ConCodeEval: Evaluating Large Language Models for Code Constraints in Domain-Specific Languages
This addresses a crucial gap for enterprises using LLMs for system-level programming, as it is the first benchmark to evaluate controllability over code constraints, though it is incremental in focusing on a specific domain.
The paper tackles the problem of evaluating whether large language models (LLMs) can comprehend code constraints in domain-specific languages (DSLs) like JSON and YAML, and finds that LLMs struggle with these constraints despite performing well on normal code tasks.

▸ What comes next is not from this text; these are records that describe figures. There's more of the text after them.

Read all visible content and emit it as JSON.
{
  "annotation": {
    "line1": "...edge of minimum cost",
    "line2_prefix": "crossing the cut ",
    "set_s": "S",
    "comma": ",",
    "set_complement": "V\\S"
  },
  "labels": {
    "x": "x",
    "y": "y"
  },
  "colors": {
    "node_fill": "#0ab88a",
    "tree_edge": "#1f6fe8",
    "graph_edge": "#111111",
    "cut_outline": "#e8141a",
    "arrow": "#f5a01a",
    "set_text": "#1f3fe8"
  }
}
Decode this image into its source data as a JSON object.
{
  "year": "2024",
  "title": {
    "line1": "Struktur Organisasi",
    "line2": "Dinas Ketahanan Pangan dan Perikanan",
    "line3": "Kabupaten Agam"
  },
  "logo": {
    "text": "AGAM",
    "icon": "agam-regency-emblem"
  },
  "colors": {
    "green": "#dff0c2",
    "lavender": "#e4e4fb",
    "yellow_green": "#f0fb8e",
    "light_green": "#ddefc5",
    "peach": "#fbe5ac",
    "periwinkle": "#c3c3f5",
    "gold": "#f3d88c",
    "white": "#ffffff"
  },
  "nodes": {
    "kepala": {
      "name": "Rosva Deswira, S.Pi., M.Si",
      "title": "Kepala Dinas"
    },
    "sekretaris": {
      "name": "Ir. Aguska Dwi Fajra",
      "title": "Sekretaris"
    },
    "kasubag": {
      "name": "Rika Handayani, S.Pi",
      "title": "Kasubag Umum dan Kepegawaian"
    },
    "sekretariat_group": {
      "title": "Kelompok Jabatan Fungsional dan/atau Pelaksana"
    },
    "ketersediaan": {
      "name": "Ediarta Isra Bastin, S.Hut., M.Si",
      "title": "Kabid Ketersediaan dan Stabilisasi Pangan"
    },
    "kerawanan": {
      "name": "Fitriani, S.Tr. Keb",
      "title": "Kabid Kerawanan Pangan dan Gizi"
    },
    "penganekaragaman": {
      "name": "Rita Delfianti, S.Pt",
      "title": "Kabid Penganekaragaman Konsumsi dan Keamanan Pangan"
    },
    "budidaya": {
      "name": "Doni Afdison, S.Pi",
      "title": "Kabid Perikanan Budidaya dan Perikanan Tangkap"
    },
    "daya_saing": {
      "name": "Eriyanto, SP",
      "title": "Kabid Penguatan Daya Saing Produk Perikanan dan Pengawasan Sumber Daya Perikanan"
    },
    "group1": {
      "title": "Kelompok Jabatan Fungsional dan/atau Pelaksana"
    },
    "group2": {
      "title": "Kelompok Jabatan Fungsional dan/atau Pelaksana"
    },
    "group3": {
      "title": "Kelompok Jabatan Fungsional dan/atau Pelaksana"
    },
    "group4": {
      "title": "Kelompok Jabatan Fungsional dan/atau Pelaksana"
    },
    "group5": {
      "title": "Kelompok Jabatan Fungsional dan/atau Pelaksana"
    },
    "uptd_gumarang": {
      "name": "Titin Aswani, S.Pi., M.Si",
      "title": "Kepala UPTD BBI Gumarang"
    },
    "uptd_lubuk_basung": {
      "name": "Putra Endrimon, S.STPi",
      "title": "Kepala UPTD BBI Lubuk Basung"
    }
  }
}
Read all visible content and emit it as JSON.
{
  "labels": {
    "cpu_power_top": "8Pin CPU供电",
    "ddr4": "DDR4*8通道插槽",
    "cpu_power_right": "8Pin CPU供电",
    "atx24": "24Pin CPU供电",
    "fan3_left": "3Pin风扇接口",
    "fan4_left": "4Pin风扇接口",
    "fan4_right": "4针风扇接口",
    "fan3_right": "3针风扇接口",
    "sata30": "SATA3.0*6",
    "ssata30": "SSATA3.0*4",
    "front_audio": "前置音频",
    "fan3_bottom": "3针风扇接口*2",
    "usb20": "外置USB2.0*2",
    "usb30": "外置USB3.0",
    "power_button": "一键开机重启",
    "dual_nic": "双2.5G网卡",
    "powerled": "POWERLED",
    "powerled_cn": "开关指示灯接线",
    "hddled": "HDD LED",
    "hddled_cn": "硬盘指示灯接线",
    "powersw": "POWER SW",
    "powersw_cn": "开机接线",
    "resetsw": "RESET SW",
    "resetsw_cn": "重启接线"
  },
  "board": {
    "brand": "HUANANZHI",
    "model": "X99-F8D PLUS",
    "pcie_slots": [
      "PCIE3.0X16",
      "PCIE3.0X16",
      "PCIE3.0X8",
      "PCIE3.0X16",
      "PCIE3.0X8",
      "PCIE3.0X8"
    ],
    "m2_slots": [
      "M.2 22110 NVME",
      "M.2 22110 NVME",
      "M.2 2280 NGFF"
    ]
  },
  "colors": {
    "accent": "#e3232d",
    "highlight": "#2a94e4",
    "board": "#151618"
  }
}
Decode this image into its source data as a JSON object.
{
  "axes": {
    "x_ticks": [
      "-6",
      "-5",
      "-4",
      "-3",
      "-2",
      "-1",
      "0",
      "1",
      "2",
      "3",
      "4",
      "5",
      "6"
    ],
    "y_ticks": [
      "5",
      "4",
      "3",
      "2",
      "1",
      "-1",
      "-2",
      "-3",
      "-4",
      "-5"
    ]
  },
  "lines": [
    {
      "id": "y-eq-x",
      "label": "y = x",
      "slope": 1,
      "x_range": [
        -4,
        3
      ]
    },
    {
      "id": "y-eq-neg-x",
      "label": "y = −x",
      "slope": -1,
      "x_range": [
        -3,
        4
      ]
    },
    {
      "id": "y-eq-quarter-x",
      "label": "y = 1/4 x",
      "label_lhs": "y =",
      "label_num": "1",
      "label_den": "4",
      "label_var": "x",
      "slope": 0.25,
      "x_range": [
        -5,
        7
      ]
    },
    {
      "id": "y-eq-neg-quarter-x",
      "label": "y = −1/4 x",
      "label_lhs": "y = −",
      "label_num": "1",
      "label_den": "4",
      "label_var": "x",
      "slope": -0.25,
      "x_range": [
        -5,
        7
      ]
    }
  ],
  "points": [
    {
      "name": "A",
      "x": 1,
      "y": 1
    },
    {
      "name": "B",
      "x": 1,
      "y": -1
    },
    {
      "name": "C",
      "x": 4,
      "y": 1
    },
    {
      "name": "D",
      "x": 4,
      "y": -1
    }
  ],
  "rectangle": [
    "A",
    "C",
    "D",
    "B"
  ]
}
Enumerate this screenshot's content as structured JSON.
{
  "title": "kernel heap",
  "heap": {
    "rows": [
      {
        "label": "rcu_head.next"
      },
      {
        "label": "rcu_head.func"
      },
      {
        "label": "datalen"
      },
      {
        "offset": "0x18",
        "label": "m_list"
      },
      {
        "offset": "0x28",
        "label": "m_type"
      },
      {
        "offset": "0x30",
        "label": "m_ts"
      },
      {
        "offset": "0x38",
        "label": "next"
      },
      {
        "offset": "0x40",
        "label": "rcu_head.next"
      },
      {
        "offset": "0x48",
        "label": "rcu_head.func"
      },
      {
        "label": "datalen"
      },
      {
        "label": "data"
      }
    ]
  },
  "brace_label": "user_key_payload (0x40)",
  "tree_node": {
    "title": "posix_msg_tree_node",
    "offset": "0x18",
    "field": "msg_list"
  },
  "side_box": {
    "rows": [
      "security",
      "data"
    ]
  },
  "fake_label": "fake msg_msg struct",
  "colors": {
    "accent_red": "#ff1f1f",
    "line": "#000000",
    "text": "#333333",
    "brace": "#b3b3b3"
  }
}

Recent work shows Large Language Models (LLMs) struggle to understand natural language constraints for various text generation tasks in zero- and few-shot settings. While, in the code domain, there is wide usage of constraints in code format to maintain the integrity of code written in Domain-Specific Languages (DSLs) like JSON and YAML which are widely used for system-level programming tasks in enterprises. Given that LLMs are increasingly used for system-level code tasks, evaluating if they can comprehend these code constraints is crucial. However, no work has been done to evaluate their controllability over code constraints. Hence, we introduce ConCodeEval, a first-of-its-kind benchmark having two novel tasks for code constraints across five representations. Our findings suggest that language models struggle with code constraints. Code languages that perform excellently for normal code tasks do not perform well when the same languages represent fine-grained constraints.